Along with both Eminem and Maroon 5’s respective music decreasing in quality, they share another massive commonality, and that’s their stature in the industry. Both of these acts, and even Logic to a lesser extent, are massively popular major label artists. They’re not the same extremely passionate artists that worked on their earlier albums, they’re part of the machine that is the music business, and that plays a huge part in their decline.

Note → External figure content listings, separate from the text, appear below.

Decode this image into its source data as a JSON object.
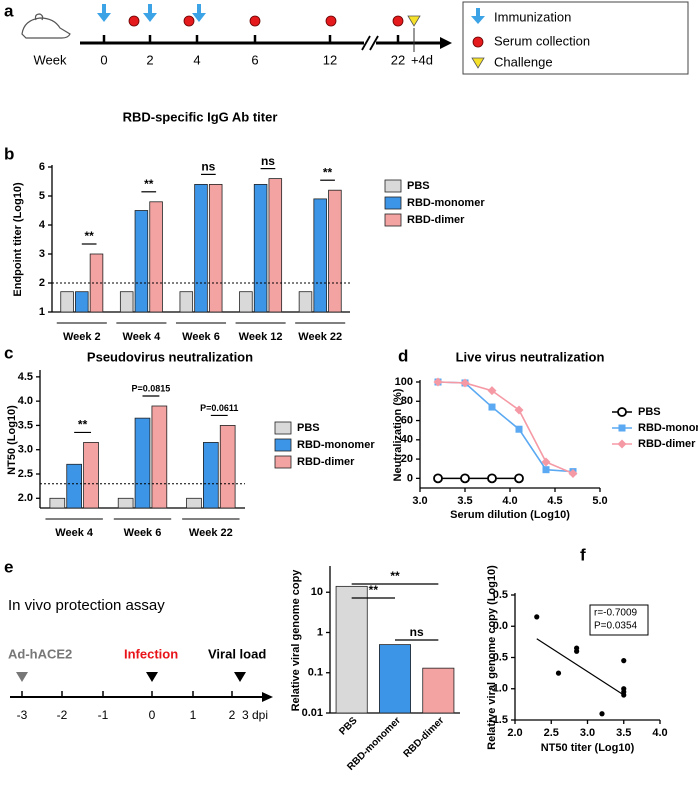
{
  "panel_labels": [
    "a",
    "b",
    "c",
    "d",
    "e",
    "f"
  ],
  "timeline_a": {
    "axis_label": "Week",
    "ticks": [
      "0",
      "2",
      "4",
      "6",
      "12",
      "22",
      "+4d"
    ],
    "legend": [
      "Immunization",
      "Serum collection",
      "Challenge"
    ]
  },
  "timeline_e": {
    "title": "In vivo protection assay",
    "ticks": [
      "-3",
      "-2",
      "-1",
      "0",
      "1",
      "2",
      "3 dpi"
    ],
    "events": [
      "Ad-hACE2",
      "Infection",
      "Viral load"
    ]
  },
  "chart_data": [
    {
      "type": "bar",
      "title": "RBD-specific IgG Ab titer",
      "ylabel": "Endpoint titer (Log10)",
      "categories": [
        "Week 2",
        "Week 4",
        "Week 6",
        "Week 12",
        "Week 22"
      ],
      "series": [
        {
          "name": "PBS",
          "color": "#d9d9d9",
          "values": [
            1.7,
            1.7,
            1.7,
            1.7,
            1.7
          ]
        },
        {
          "name": "RBD-monomer",
          "color": "#3d95e8",
          "values": [
            1.7,
            4.5,
            5.4,
            5.4,
            4.9
          ]
        },
        {
          "name": "RBD-dimer",
          "color": "#f4a3a3",
          "values": [
            3.0,
            4.8,
            5.4,
            5.6,
            5.2
          ]
        }
      ],
      "ylim": [
        1,
        6
      ],
      "yticks": [
        1,
        2,
        3,
        4,
        5,
        6
      ],
      "threshold": 2,
      "annotations": [
        "**",
        "**",
        "ns",
        "ns",
        "**"
      ]
    },
    {
      "type": "bar",
      "title": "Pseudovirus neutralization",
      "ylabel": "NT50 (Log10)",
      "categories": [
        "Week 4",
        "Week 6",
        "Week 22"
      ],
      "series": [
        {
          "name": "PBS",
          "color": "#d9d9d9",
          "values": [
            2.0,
            2.0,
            2.0
          ]
        },
        {
          "name": "RBD-monomer",
          "color": "#3d95e8",
          "values": [
            2.7,
            3.65,
            3.15
          ]
        },
        {
          "name": "RBD-dimer",
          "color": "#f4a3a3",
          "values": [
            3.15,
            3.9,
            3.5
          ]
        }
      ],
      "ylim": [
        1.8,
        4.6
      ],
      "yticks": [
        {
          "value": 2,
          "label": "2.0"
        },
        2.5,
        {
          "value": 3,
          "label": "3.0"
        },
        3.5,
        {
          "value": 4,
          "label": "4.0"
        },
        4.5
      ],
      "threshold": 2.3,
      "annotations": [
        "**",
        "P=0.0815",
        "P=0.0611"
      ]
    },
    {
      "type": "line",
      "title": "Live virus neutralization",
      "xlabel": "Serum dilution (Log10)",
      "ylabel": "Neutralization (%)",
      "x": [
        3.2,
        3.5,
        3.8,
        4.1,
        4.4,
        4.7
      ],
      "series": [
        {
          "name": "PBS",
          "color": "#000000",
          "marker": "circle",
          "values": [
            0,
            0,
            0,
            0,
            null,
            null
          ]
        },
        {
          "name": "RBD-monomer",
          "color": "#5aa9f2",
          "marker": "square",
          "values": [
            100,
            99,
            74,
            51,
            9,
            7
          ]
        },
        {
          "name": "RBD-dimer",
          "color": "#f59aa5",
          "marker": "diamond",
          "values": [
            100,
            99,
            91,
            71,
            17,
            5
          ]
        }
      ],
      "xlim": [
        3,
        5
      ],
      "xticks": [
        {
          "value": 3,
          "label": "3.0"
        },
        3.5,
        {
          "value": 4,
          "label": "4.0"
        },
        4.5,
        {
          "value": 5,
          "label": "5.0"
        }
      ],
      "ylim": [
        -10,
        100
      ],
      "yticks": [
        0,
        20,
        40,
        60,
        80,
        100
      ]
    },
    {
      "type": "bar",
      "log": true,
      "ylabel": "Relative viral genome copy",
      "categories": [
        "PBS",
        "RBD-monomer",
        "RBD-dimer"
      ],
      "values": [
        14,
        0.5,
        0.13
      ],
      "colors": [
        "#d9d9d9",
        "#3d95e8",
        "#f4a3a3"
      ],
      "ylim": [
        0.01,
        40
      ],
      "yticks": [
        0.01,
        0.1,
        1,
        10
      ],
      "annotations": [
        "**",
        "**",
        "ns"
      ]
    },
    {
      "type": "scatter",
      "xlabel": "NT50 titer (Log10)",
      "ylabel": "Relative viral genome copy (Log10)",
      "x": [
        2.3,
        2.6,
        2.85,
        2.85,
        3.2,
        3.5,
        3.5,
        3.5,
        3.5
      ],
      "values": [
        0.15,
        -0.75,
        -0.35,
        -0.4,
        -1.4,
        -0.55,
        -1.0,
        -1.1,
        -1.05
      ],
      "fit": {
        "x": [
          2.3,
          3.5
        ],
        "y": [
          -0.2,
          -1.1
        ]
      },
      "xlim": [
        2,
        4
      ],
      "xticks": [
        {
          "value": 2,
          "label": "2.0"
        },
        2.5,
        {
          "value": 3,
          "label": "3.0"
        },
        3.5,
        {
          "value": 4,
          "label": "4.0"
        }
      ],
      "ylim": [
        -1.5,
        0.5
      ],
      "yticks": [
        -1.5,
        {
          "value": -1,
          "label": "-1.0"
        },
        -0.5,
        {
          "value": 0,
          "label": "0.0"
        },
        0.5
      ],
      "annotations": [
        "r=-0.7009",
        "P=0.0354"
      ]
    }
  ]
}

At a certain point, after such lengthy and successful careers, these acts have become less focused on the art and more focused on maintaining their relevance. Maroon 5 through their blatant trend-chasing, and Eminem by having albums with a few poppy singles and a bunch of songs that attempt to re-hash elements of his classics. They’re not creating for the purpose of creation or passion, they’re pandering to maintain popularity, but these are the pressures of the industry.

In both of these cases, these artists reached a crossroads: do they stop with their legacies and reputations intact, or do they continue and risk damaging their names? They chose the latter, for whatever purpose, and are taken less and less seriously with each release. Maroon 5 are now regarded as nothing more than an obnoxious group of sellouts, and people are now questioning Eminem’s status as an all-time great rapper.

That being said, just because a popular artist is in a decline doesn’t mean they’ve got nothing left in them, just that they may need to step away — at least for a while. We’ve seen artists like Jay-Z, Judas Priest and Bob Dylan all hit late-career home runs, even after a few middling-to-poor releases have piled up in their catalogue. They were all able to step away for a while and come back with some of their later works being some of their best. They are rare cases but they prove that the late-career return to form is possible.

So, when is it the right time for an artist to step away from recording for good? It’s possible that there is no right answer to the question, as a lot of knowing when to call it a day comes with hindsight. But in an ideal situation, an artist would either recognize their decline as it begins, or soon after and fade away, either temporarily or for good.

In such an artistic and individual profession, it’s easy to overlook the signs, but acknowledging them could save an artist’s legacy. Not everyone can go out on top, but with that self-awareness, they can come close.